The Liverpool project was one of the company's biggest and left one of the largest holes in its balance sheet.
A KPMG UK spokesperson said: “We believe this claim is without merit and we will robustly defend the case. Responsibility for the failure of Carillion lies solely with the company’s board and management, who set the strategy and ran the business.”
Following Carillion's collapse, the Private Finance Initiative that had been used to fund the project was torn up and it was announced in 2018 that public money would be used to complete the building.
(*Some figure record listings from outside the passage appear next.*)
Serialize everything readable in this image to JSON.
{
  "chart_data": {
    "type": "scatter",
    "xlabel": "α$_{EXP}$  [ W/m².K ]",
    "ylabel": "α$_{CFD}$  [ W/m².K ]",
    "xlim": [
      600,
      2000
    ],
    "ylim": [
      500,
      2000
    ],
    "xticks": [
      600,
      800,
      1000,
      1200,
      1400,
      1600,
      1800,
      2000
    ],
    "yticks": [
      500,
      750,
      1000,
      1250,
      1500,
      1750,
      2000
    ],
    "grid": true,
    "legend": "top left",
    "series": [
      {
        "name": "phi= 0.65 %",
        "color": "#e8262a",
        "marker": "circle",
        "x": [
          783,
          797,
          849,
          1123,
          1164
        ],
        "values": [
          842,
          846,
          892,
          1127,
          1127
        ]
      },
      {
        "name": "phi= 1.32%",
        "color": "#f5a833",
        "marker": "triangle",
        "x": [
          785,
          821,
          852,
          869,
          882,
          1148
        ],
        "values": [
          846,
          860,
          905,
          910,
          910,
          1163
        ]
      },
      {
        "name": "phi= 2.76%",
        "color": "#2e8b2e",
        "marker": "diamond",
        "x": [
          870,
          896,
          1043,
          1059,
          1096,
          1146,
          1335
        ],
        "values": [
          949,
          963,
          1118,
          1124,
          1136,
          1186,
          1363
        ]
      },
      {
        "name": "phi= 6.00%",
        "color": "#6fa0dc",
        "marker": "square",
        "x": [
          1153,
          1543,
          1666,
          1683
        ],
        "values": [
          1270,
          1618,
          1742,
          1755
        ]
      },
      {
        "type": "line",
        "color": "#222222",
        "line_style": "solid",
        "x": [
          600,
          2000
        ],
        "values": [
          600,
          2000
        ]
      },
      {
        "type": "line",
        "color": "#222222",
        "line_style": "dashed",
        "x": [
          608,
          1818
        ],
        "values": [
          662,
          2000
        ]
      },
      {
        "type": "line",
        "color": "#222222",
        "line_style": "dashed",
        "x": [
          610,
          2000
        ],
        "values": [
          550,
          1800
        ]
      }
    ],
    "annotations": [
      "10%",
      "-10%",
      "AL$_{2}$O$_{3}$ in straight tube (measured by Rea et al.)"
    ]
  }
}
However, when new contractors arrived on the site they found significant construction problems that needed to be addressed - adding further delays and additional costs onto the project.
The new construction contractor had to strip out three floors of the building and start major work to reinforce the structure with steelwork and additional reinforced concrete.
Part of the remedial work involves replacing thousands of square metres of wrongly installed and dangerous cladding fitted onto the hospital building by Carillion.
In 2020, a report from the National Audit Office projected that the overall costs of the new Royal could tip over the £1.1 billion mark - although most of those extra costs will be picked up by private PFI investors and Carillion, rather than the taxpayer.
There is finally some good news on the horizon in terms of the new Royal Hospital, which is expected to open to the public in the summer.
Last month a trust spokesperson said it is hoped that work on the project itself will be completed this spring, with an aim to open the hospital to the public later in the summer.